From jail, Zhang refused to recognize the legitimacy of her arrest, and has been on hunger strike for months. Her lawyer has told the media that she may not survive these conditions. CNN’s Nectar Gan and James Griffiths reported that prison authorities have been restraining and force feeding her, using treatment that Amnesty International has said amounts to torture:

According to Amnesty International, at one point during her detention Zhang went on hunger strike, during which time she was shackled and force fed, treatment the group said amounted to torture.

Her lawyer Zhang Keke, who visited Zhang earlier this month while she was in detention, described on social media that Zhang had a feeding tube attached to her nose and mouth. He said her hands were tied to prevent her from removing the device, and that she suffered from constant headache and pain in her stomach and throat.

CNN did not immediately receive a response from China’s Ministry of Foreign Affairs on allegations of Zhang’s mistreatment in detention.
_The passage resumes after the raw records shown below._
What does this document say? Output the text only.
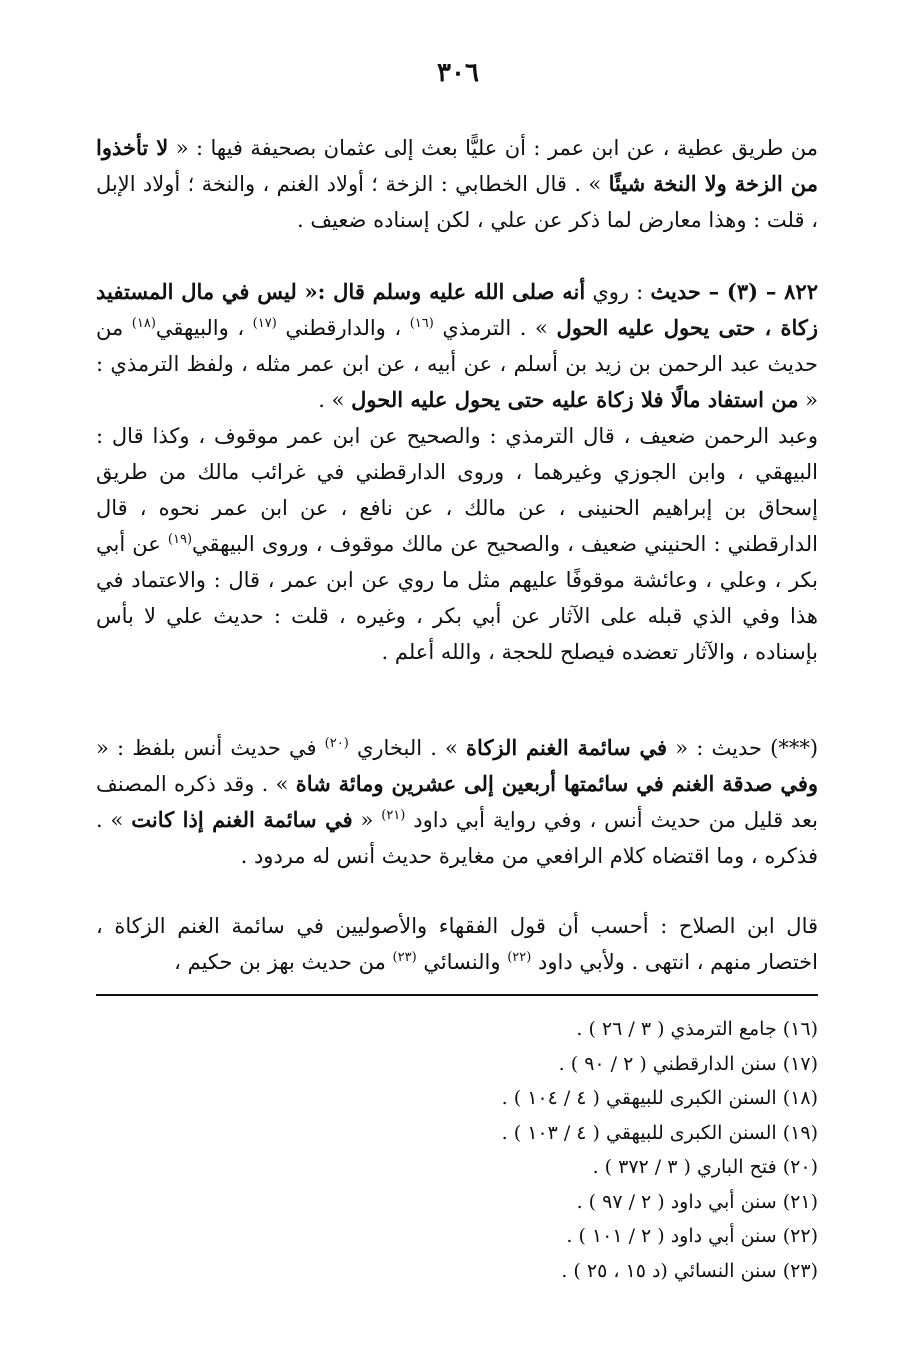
٣٠٦

من طريق عطية ، عن ابن عمر : أن عليًّا بعث إلى عثمان بصحيفة فيها : « لا تأخذوا من الزخة ولا النخة شيئًا » . قال الخطابي : الزخة ؛ أولاد الغنم ، والنخة ؛ أولاد الإبل ، قلت : وهذا معارض لما ذكر عن علي ، لكن إسناده ضعيف .

٨٢٢ – (٣) – حديث : روي أنه صلى الله عليه وسلم قال :« ليس في مال المستفيد زكاة ، حتى يحول عليه الحول » . الترمذي $^{(١٦)}$ ، والدارقطني $^{(١٧)}$ ، والبيهقي$^{(١٨)}$ من حديث عبد الرحمن بن زيد بن أسلم ، عن أبيه ، عن ابن عمر مثله ، ولفظ الترمذي : « من استفاد مالًا فلا زكاة عليه حتى يحول عليه الحول » .

وعبد الرحمن ضعيف ، قال الترمذي : والصحيح عن ابن عمر موقوف ، وكذا قال : البيهقي ، وابن الجوزي وغيرهما ، وروى الدارقطني في غرائب مالك من طريق إسحاق بن إبراهيم الحنينى ، عن مالك ، عن نافع ، عن ابن عمر نحوه ، قال الدارقطني : الحنيني ضعيف ، والصحيح عن مالك موقوف ، وروى البيهقي$^{(١٩)}$ عن أبي بكر ، وعلي ، وعائشة موقوفًا عليهم مثل ما روي عن ابن عمر ، قال : والاعتماد في هذا وفي الذي قبله على الآثار عن أبي بكر ، وغيره ، قلت : حديث علي لا بأس بإسناده ، والآثار تعضده فيصلح للحجة ، والله أعلم .

(***) حديث : « في سائمة الغنم الزكاة » . البخاري $^{(٢٠)}$ في حديث أنس بلفظ : « وفي صدقة الغنم في سائمتها أربعين إلى عشرين ومائة شاة » . وقد ذكره المصنف بعد قليل من حديث أنس ، وفي رواية أبي داود $^{(٢١)}$ « في سائمة الغنم إذا كانت » . فذكره ، وما اقتضاه كلام الرافعي من مغايرة حديث أنس له مردود .

قال ابن الصلاح : أحسب أن قول الفقهاء والأصوليين في سائمة الغنم الزكاة ، اختصار منهم ، انتهى . ولأبي داود $^{(٢٢)}$ والنسائي $^{(٢٣)}$ من حديث بهز بن حكيم ،

(١٦) جامع الترمذي ( ٣ / ٢٦ ) .
(١٧) سنن الدارقطني ( ٢ / ٩٠ ) .
(١٨) السنن الكبرى للبيهقي ( ٤ / ١٠٤ ) .
(١٩) السنن الكبرى للبيهقي ( ٤ / ١٠٣ ) .
(٢٠) فتح الباري ( ٣ / ٣٧٢ ) .
(٢١) سنن أبي داود ( ٢ / ٩٧ ) .
(٢٢) سنن أبي داود ( ٢ / ١٠١ ) .
(٢٣) سنن النسائي (د ١٥ ، ٢٥ ) .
Zhang’s lawyer said she attended Monday’s hearing in a wheelchair, as she had become frail during her time in detention. [Source]

For a second year in a row, China has been named the most prolific jailer of journalists in the world. At the end of 2020, 47 journalists were remanded in prison. This year, Zhang is not the only dissident to be put on trial during the holiday season, a period that the Chinese government has historically used to prosecute its opponents. On Monday, ten of the 12 Hong Kongers who were arrested at sea while attempting to flee the city were also tried in a court in Shenzhen, after months of detention. Diplomats and family members of the ten were not allowed to witness the trial. After the ten reportedly pleaded guilty to the charge of illegally crossing the border, the Shenzhen court postponed judgement to an unspecified later date.

Meanwhile in Hong Kong, after initially being arrested under minor fraud charges and denied bail, pro-democracy media tycoon Jimmy Lai was granted HK$10 million bail by a higher court last week under strict conditions that ban him from using social media, talking to the press, or leaving his home. The decision was decried as “unbelievable” by People’s Daily on Monday, which called Lai, 72, “dangerous.” Lai is scheduled to return to court this week for a hearing as prosecutors have pressed to keep him behind bars.